Os ministros foram precisos em afirmar: a decisão não tem efeito vinculante, não se estendendo a outros litígios que envolvam terras indígenas.

Qualquer extensão da decisão deste caso para um outro caso é mera "argumentação", segundo disse o relator, ministro Roberto Barroso [foto].

De forma clara, assim ele definiu a decisão do acórdão que estava em sede de embargos: "decisão atípica e não é um bom padrão a ser seguido".

As condicionantes teriam sido escritas para garantir a aplicação daquela decisão de 2009 na área, para ser efetiva, com a retirada dos invasores e a proteção do direito territorial dos povos indígenas. Por isso, de forma "atípica", a Corte definiu certas condições para o caso.

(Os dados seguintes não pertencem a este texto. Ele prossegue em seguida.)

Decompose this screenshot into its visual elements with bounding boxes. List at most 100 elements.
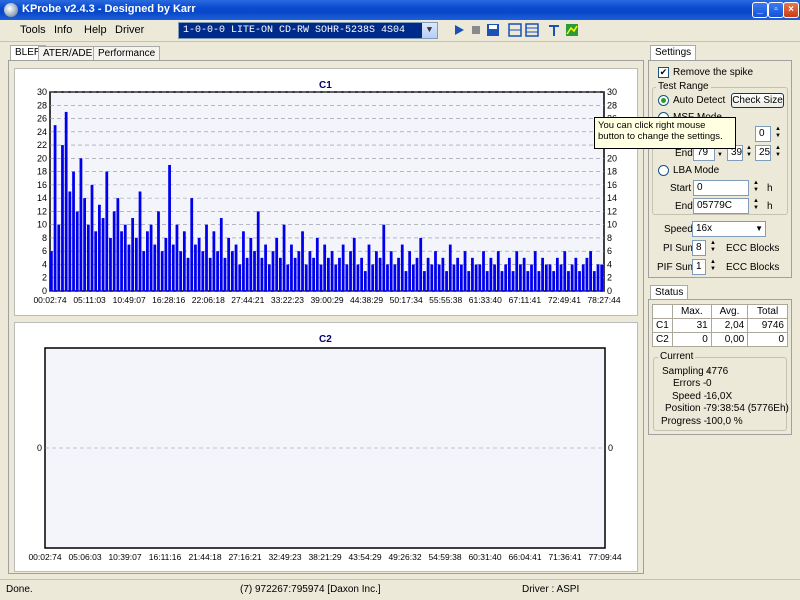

Portanto, segundo Barroso: "Uma outra demarcação pode levar em conta outras circunstâncias. A solução não pode ser a mesma para demarcações de áreas com outras características. As condicionantes estabelecidas para Raposa Serra do Sol valem apenas para este caso."

As "19 condicionantes" haviam sido oferecidas, na época, pelo falecido juiz Menezes Direito [foto], e criaram conflitos desde que o acórdão que protegeu a demarcação da Raposa Serra do Sol foi publicado.

Ruralistas, assim como o advogado da União, Luis Inácio Adams [foto abaixo], representando os interesses do governo federal, passaram a fazer uma interpretação extensiva desse argumento, tentando impedir novas demarcações e autorizar empreendimentos sem consulta aos índios.

Na visão dessas partes, não caberia demarcar nenhuma terra onde os índios não estivessem em 1988, não poderia haver nenhuma "ampliação", e os indígenas não teriam direito de serem consultados sobre projetos de "interesse nacional" (um termo complicado de ser definido) que recaiam sobre seus territórios tradicionais.

Portanto, Adams editou uma Portaria, a 303, e os ruralistas usaram os argumentos em mandados de segurança, como se a decisão da Raposa Serra do Sol funcionasse como uma súmula vinculante.

O alvo de Menezes Direito, cuja opinião serviu ao lobby ruralista, não era especificamente a terra indígena em Roraima mas, longe de lá, as terras guaranis no Mato Grosso do Sul e no sul do País, e os projetos desenvolvimentistas do governo federal.

Mesmo os casos de demarcações nos quais houvesse nulidade absoluta do processo não poderiam ser revistos.

A tentativa de Menezes Direito de produzir uma legislação por meio de uma decisão jurídica foi rechaçada pelos ministros do STF.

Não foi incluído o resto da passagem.